As a character, Banquo is a potential ally and enemy to Macbeth’s scheming, because of his knowledge of the witches’ prophecy. Macbeth appears to be suspicious of Banquo’s intentions, and attempts to mask his desire to discuss the prophecies with the witches. This suggests that Macbeth is conspiring to take further action to ensure that the throne will remain in his bloodline. This violence will most likely be directed towards Fleance, Banquo’s son, whom the witches predicted would sit on the throne of Scotland.
This second act is particularly focused on Duncan’s murder. The incident itself is unseen by the audience, as Shakespeare chooses to display the scenes leading up to the murder, and those after the murder has taken place. The characters are all seen entering Duncan’s bedroom, and emerging effectively changed. This technique of not allowing the audience to witness the horrific murders can be seen throughout the entire play.
Lady Macbeth’s reaction to the deceased Duncan is particularly remarkable. She claims that she would have murdered him herself if he had only not resembled her father sleeping. Her comparison of Duncan to her father suggests that in spite of her desire for power and her harsh reprimand of Macbeth, she views her king as an authority figure to whom she must show loyalty.
Just as the murder scene is omitted from the play, the most direct consequence of this deed, Macbeth’s election as king, is also left out. The news of Macbeth’s kingship is conveyed through the characters of Macduff, Ross, and the Old Man. Macbeth assumes the role of king, and takes control of the nobles, as soon as Duncan’s body is discovered. The discovery of the body appears to trigger Macbeth’s ambitions, and determination.

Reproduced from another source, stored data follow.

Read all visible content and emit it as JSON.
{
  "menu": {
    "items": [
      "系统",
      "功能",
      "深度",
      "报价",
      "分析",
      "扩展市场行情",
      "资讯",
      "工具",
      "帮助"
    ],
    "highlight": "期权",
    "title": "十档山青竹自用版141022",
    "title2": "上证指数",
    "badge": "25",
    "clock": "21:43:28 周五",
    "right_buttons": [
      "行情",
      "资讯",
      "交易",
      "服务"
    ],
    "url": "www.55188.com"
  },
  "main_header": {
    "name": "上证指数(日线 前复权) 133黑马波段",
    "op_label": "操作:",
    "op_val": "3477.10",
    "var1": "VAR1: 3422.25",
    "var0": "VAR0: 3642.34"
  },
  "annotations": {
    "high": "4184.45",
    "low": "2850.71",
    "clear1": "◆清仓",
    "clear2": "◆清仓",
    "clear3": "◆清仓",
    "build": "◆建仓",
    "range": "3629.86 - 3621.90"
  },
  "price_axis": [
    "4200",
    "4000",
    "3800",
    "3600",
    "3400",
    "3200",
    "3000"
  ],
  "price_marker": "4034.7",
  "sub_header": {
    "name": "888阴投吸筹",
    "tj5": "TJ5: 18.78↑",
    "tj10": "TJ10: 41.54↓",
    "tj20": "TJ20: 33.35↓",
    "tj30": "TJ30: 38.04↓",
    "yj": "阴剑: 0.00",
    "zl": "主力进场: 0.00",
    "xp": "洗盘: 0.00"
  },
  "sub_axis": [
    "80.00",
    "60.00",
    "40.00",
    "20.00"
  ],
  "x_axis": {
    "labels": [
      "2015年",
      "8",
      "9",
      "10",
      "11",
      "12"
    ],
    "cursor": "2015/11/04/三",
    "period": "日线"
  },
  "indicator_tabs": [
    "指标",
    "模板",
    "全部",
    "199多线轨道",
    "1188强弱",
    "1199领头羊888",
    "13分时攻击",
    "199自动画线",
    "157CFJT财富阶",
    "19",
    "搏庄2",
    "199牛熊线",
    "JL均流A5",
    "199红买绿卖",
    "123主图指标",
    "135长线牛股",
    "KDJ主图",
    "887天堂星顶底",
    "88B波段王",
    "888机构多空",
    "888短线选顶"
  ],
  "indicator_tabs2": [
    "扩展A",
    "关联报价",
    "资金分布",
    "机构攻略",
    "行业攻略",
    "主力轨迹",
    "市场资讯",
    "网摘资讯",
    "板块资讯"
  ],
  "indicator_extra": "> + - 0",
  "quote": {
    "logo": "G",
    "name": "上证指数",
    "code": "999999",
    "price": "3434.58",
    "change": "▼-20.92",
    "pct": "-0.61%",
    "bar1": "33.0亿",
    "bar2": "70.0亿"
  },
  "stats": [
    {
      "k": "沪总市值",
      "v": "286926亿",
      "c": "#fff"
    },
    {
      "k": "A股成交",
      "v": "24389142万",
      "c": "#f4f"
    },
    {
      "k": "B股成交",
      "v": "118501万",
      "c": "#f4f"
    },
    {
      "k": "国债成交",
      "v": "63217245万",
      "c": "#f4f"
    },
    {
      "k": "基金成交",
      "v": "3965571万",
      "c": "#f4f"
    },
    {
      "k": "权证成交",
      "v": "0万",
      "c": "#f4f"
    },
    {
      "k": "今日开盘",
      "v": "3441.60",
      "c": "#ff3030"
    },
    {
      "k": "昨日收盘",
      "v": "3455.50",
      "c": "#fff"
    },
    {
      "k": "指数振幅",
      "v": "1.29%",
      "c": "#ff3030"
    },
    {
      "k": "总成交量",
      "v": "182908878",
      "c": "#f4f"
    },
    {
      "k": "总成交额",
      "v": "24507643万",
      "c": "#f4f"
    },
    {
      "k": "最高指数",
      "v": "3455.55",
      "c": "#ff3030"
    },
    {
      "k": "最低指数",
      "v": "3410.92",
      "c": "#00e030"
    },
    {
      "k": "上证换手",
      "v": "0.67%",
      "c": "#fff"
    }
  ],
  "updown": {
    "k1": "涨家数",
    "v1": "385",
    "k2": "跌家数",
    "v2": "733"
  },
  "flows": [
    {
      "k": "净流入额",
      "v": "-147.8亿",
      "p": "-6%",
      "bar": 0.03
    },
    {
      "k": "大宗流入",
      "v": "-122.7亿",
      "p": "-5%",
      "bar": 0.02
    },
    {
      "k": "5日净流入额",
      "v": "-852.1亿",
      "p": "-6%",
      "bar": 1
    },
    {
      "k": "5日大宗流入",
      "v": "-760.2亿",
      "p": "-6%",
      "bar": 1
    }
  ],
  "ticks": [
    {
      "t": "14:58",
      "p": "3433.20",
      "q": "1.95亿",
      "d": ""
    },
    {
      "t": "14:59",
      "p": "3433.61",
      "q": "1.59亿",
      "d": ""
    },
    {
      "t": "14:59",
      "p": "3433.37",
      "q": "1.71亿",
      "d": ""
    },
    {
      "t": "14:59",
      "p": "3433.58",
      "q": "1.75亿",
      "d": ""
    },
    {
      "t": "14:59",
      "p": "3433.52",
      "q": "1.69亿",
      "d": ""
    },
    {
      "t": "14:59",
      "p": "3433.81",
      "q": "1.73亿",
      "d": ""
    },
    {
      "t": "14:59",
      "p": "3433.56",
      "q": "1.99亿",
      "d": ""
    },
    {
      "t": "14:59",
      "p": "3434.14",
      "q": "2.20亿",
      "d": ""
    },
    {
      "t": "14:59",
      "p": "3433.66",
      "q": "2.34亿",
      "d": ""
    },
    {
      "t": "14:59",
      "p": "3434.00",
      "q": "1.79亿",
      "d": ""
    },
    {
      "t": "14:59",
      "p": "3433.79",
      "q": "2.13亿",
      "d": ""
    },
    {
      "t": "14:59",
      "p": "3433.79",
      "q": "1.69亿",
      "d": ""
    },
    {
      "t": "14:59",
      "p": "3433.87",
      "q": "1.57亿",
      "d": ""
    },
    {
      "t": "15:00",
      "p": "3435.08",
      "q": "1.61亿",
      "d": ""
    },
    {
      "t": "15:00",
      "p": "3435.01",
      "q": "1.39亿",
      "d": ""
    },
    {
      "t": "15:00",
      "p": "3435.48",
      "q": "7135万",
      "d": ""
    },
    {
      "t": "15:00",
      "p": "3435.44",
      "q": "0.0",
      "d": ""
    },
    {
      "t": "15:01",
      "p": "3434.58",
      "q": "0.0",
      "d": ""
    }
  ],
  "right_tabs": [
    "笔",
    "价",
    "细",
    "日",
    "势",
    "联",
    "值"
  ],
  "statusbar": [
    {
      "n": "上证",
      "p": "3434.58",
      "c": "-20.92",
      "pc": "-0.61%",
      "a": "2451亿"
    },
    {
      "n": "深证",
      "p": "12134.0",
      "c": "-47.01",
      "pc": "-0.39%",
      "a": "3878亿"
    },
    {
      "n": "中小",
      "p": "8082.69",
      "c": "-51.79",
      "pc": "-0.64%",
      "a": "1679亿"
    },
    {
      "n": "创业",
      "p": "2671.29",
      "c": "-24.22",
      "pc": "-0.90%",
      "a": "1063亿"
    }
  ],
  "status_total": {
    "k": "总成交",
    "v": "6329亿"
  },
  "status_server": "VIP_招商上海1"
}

As Macbeth’s confidence builds, the other characters become suspicious of the murder. When Malcolm inquires of the person responsible for his father’s murder, Lennox replies, “Those of his chamber, as it seemed, had done’t” (II.iii.102). Lennox’s inclusion of the phrase “as it seemed” highlights the suspicious nature of the crime scene’s appearance. Banquo, as well, conveys his caution of Macbeth’s argument that the chamberlains were the murderers. He says: “let us meet, / And question this most bloody piece of work, / To know it further” (II.iii.128-130). However, the most doubtful character is by far, Macduff. He questions Macbeth as to why he killed the chamberlains, and later expresses his suspicions to Ross and the old man. He openly opposes Macbeth’s coronation by refusing to attend, and quickly establishes himself as Macbeth’s eventual nemesis.